St. Lawrence is said to have suffered through ten punishments before the last. The punishments were as follows:
- He was beaten with hot metal bars that had protrusions on them to carve flesh away on every blow on his body. These bars were known as Skorpioni. This first torture took place in the Emperor’s palace.
- He was beaten using ropes with balls of lead tied to their ends.
- He was tied with iron chains, just one day before the final torture on 9 August when he was presented to Cornelius the Perfect Rome. It was ordered to lie on the Catasta. This was a Roman instrument of torture that seemed like iron bed. With this, the feet and hands of the victim have been tied and pulled, sometimes it would create strangulation.
- This torture took place in the palace of Tiberius before emperor Valerianus while he was seated on a throne where again ordered Lawrence give worship Giove, Roman Idol, but again Lawrence refused. Therefore, the emperor ordered that Lawrence be beaten again with wooden sticks.
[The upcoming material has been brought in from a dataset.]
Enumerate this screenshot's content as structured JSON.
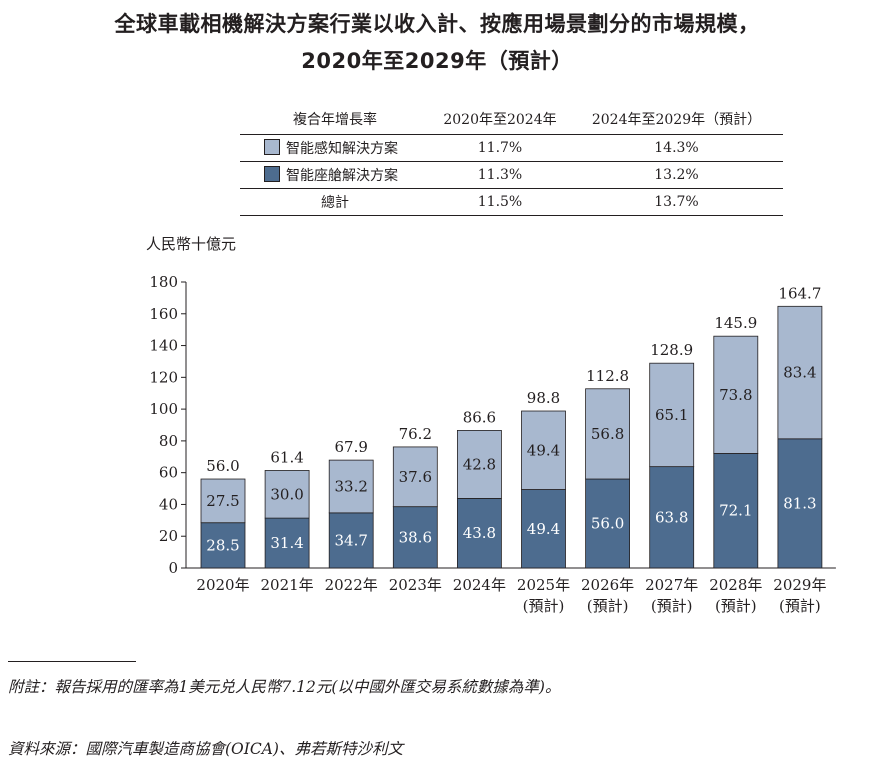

- Cornelius ordered Lawrence to lie on the Catasta again to comb torture. This was a special iron instrument shaped like a large comb with sharp teeth abrading the skin of the victim.
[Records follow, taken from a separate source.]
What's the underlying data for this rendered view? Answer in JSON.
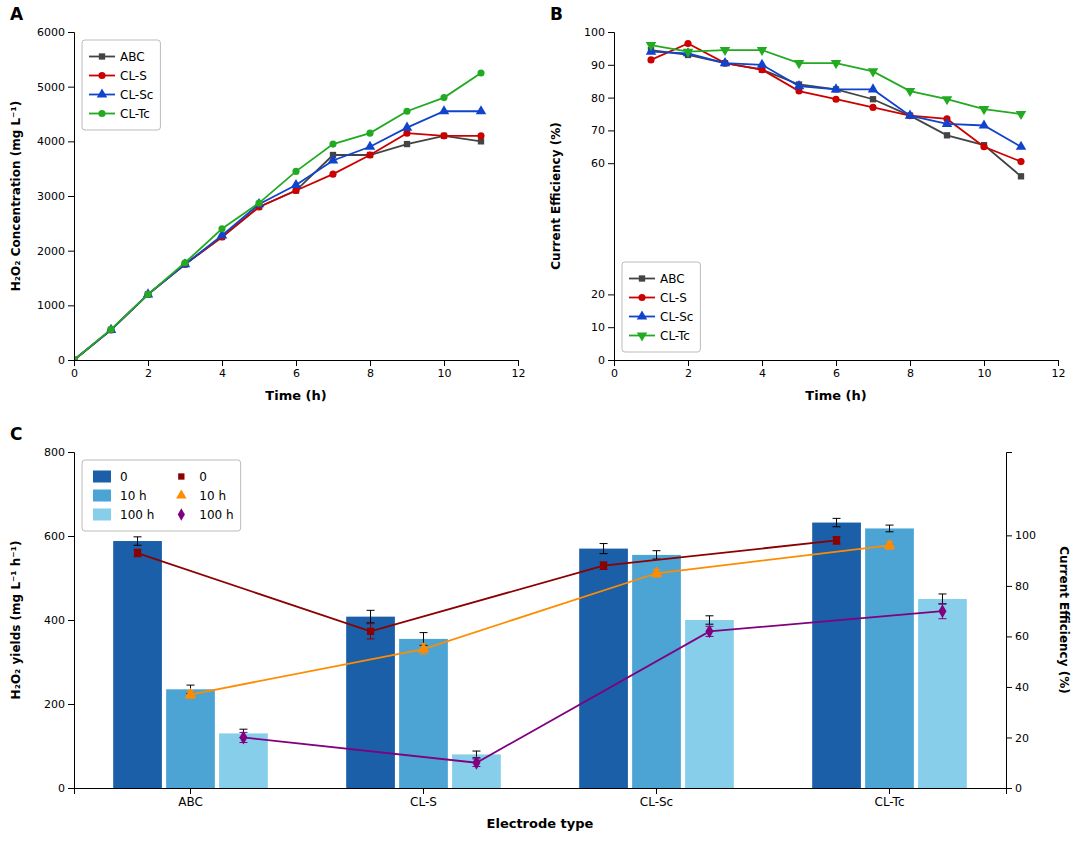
{
  "chart_data": [
    {
      "type": "line",
      "title": "A",
      "xlabel": "Time (h)",
      "ylabel": "H₂O₂ Concentration (mg L⁻¹)",
      "x": [
        0,
        1,
        2,
        3,
        4,
        5,
        6,
        7,
        8,
        9,
        10,
        11
      ],
      "series": [
        {
          "name": "ABC",
          "color": "#444444",
          "marker": "square",
          "values": [
            0,
            550,
            1200,
            1750,
            2250,
            2800,
            3100,
            3750,
            3750,
            3950,
            4100,
            4000
          ]
        },
        {
          "name": "CL-S",
          "color": "#cc0000",
          "marker": "circle",
          "values": [
            0,
            550,
            1200,
            1750,
            2250,
            2800,
            3100,
            3400,
            3750,
            4150,
            4100,
            4100
          ]
        },
        {
          "name": "CL-Sc",
          "color": "#1144cc",
          "marker": "triangle",
          "values": [
            0,
            550,
            1200,
            1750,
            2280,
            2850,
            3200,
            3650,
            3900,
            4250,
            4550,
            4550
          ]
        },
        {
          "name": "CL-Tc",
          "color": "#22aa22",
          "marker": "circle",
          "values": [
            0,
            560,
            1200,
            1780,
            2400,
            2870,
            3450,
            3950,
            4150,
            4550,
            4800,
            5250
          ]
        }
      ],
      "xlim": [
        0,
        12
      ],
      "xticks": [
        0,
        2,
        4,
        6,
        8,
        10,
        12
      ],
      "ylim": [
        0,
        6000
      ],
      "yticks": [
        0,
        1000,
        2000,
        3000,
        4000,
        5000,
        6000
      ],
      "grid": false,
      "legend": "upper left"
    },
    {
      "type": "line",
      "title": "B",
      "xlabel": "Time (h)",
      "ylabel": "Current Efficiency (%)",
      "x": [
        1,
        2,
        3,
        4,
        5,
        6,
        7,
        8,
        9,
        10,
        11
      ],
      "series": [
        {
          "name": "ABC",
          "color": "#444444",
          "marker": "square",
          "values": [
            94.5,
            93.0,
            90.5,
            88.5,
            84.0,
            82.5,
            79.5,
            74.5,
            68.5,
            65.5,
            56.0
          ]
        },
        {
          "name": "CL-S",
          "color": "#cc0000",
          "marker": "circle",
          "values": [
            91.5,
            96.5,
            90.5,
            88.5,
            82.0,
            79.5,
            77.0,
            74.5,
            73.5,
            65.0,
            60.5
          ]
        },
        {
          "name": "CL-Sc",
          "color": "#1144cc",
          "marker": "triangle",
          "values": [
            94.0,
            93.5,
            90.5,
            90.0,
            83.5,
            82.5,
            82.5,
            74.5,
            72.0,
            71.5,
            65.0
          ]
        },
        {
          "name": "CL-Tc",
          "color": "#22aa22",
          "marker": "triangle-down",
          "values": [
            96.0,
            94.0,
            94.5,
            94.5,
            90.5,
            90.5,
            88.0,
            82.0,
            79.5,
            76.5,
            75.0
          ]
        }
      ],
      "xlim": [
        0,
        12
      ],
      "xticks": [
        0,
        2,
        4,
        6,
        8,
        10,
        12
      ],
      "ylim": [
        0,
        100
      ],
      "yticks": [
        0,
        10,
        20,
        60,
        70,
        80,
        90,
        100
      ],
      "grid": false,
      "legend": "lower left"
    },
    {
      "type": "bar",
      "title": "C",
      "xlabel": "Electrode type",
      "ylabel": "H₂O₂ yields (mg L⁻¹ h⁻¹)",
      "y2label": "Current Efficiency (%)",
      "categories": [
        "ABC",
        "CL-S",
        "CL-Sc",
        "CL-Tc"
      ],
      "series": [
        {
          "name": "0",
          "type": "bar",
          "color": "#1a5fa8",
          "values": [
            588,
            408,
            570,
            632
          ],
          "errors": [
            10,
            15,
            12,
            10
          ]
        },
        {
          "name": "10 h",
          "type": "bar",
          "color": "#4ba4d4",
          "values": [
            235,
            355,
            555,
            618
          ],
          "errors": [
            10,
            15,
            10,
            8
          ]
        },
        {
          "name": "100 h",
          "type": "bar",
          "color": "#87ceeb",
          "values": [
            130,
            80,
            400,
            450
          ],
          "errors": [
            10,
            8,
            10,
            12
          ]
        },
        {
          "name": "0",
          "type": "line",
          "axis": "y2",
          "color": "#8B0000",
          "marker": "square",
          "values": [
            93,
            62,
            88,
            98
          ],
          "errors": [
            1.5,
            3,
            1.5,
            1.5
          ]
        },
        {
          "name": "10 h",
          "type": "line",
          "axis": "y2",
          "color": "#FF8C00",
          "marker": "triangle",
          "values": [
            37,
            55,
            85,
            96
          ],
          "errors": [
            1.5,
            2,
            1.5,
            1.5
          ]
        },
        {
          "name": "100 h",
          "type": "line",
          "axis": "y2",
          "color": "#800080",
          "marker": "diamond",
          "values": [
            20,
            10,
            62,
            70
          ],
          "errors": [
            2,
            1.5,
            2,
            3
          ]
        }
      ],
      "ylim": [
        0,
        800
      ],
      "yticks": [
        0,
        200,
        400,
        600,
        800
      ],
      "y2lim": [
        0,
        133
      ],
      "y2ticks": [
        0,
        20,
        40,
        60,
        80,
        100
      ],
      "grid": false,
      "legend": "upper left"
    }
  ]
}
- After these tortures Lawrence’s courage increased to confront more of Valerianus’s tortures, who ordered hot metal plates to be placed on the naked body of Lawrence.
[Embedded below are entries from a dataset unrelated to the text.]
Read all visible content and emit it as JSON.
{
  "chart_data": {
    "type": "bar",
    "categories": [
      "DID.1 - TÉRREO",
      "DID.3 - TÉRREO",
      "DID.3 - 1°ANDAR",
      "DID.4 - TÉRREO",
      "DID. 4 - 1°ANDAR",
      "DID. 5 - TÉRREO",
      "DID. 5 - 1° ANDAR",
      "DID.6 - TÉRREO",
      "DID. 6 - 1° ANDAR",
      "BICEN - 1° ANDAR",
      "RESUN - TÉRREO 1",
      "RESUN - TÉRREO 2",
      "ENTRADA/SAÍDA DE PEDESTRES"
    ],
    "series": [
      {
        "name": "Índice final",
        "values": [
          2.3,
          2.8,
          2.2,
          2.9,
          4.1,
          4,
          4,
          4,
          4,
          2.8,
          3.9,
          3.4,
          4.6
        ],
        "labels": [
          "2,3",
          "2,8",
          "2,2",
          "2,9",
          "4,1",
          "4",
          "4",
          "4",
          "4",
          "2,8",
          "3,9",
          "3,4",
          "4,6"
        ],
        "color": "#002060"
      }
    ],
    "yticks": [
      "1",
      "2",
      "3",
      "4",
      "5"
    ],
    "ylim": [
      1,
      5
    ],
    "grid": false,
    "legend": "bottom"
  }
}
- He was taken to another small room with a device that hangs torture victims from their hands. Here was the moment when Pagan soldier Romanus was converted by Lawrence and was later beheaded when this was discovered. Romanus was converted because he had seen the vision, a young angel wiping the blood and sweat from the body of Lawrence.
- Valerianus still insists and promised Lawrence to stop torture if (Lawrence) gives worship Pagan gods. But as we know Lawrence rejected strongly and remained strong in his faith. After this the Emperor ordered the soldiers to break Lawrence’s teeth with some rubble.
- The most brutal and deadly torture, Lawrence was bound by chains to an iron grill and roasted very slow until his soul emerged from his body. This martyr is one unique among all martyrdoms in history.
- Valerianus ordered the soldiers to bring large metal forks to overturn the body of the Saint from side to side, being turned by those forks undoubtedly increased the pain until he died.
Lawrence died on the 10 August of the year 258. Prudentius wrote that his martyrdom served as a prelude to the end of Roman Paganism. Everyone was surprised and felt that Lawrence was a man of courage and heroism and hailed the young martyr. The serenity with which he went through the harshest of torments were the cause of many conversions since such harassment were considered the harshest in the history of pagan Rome, likely more severe after those Christ.
Saint Augustine describes saint Lawrence as “A Patron of the Church and as a champion among Saints”.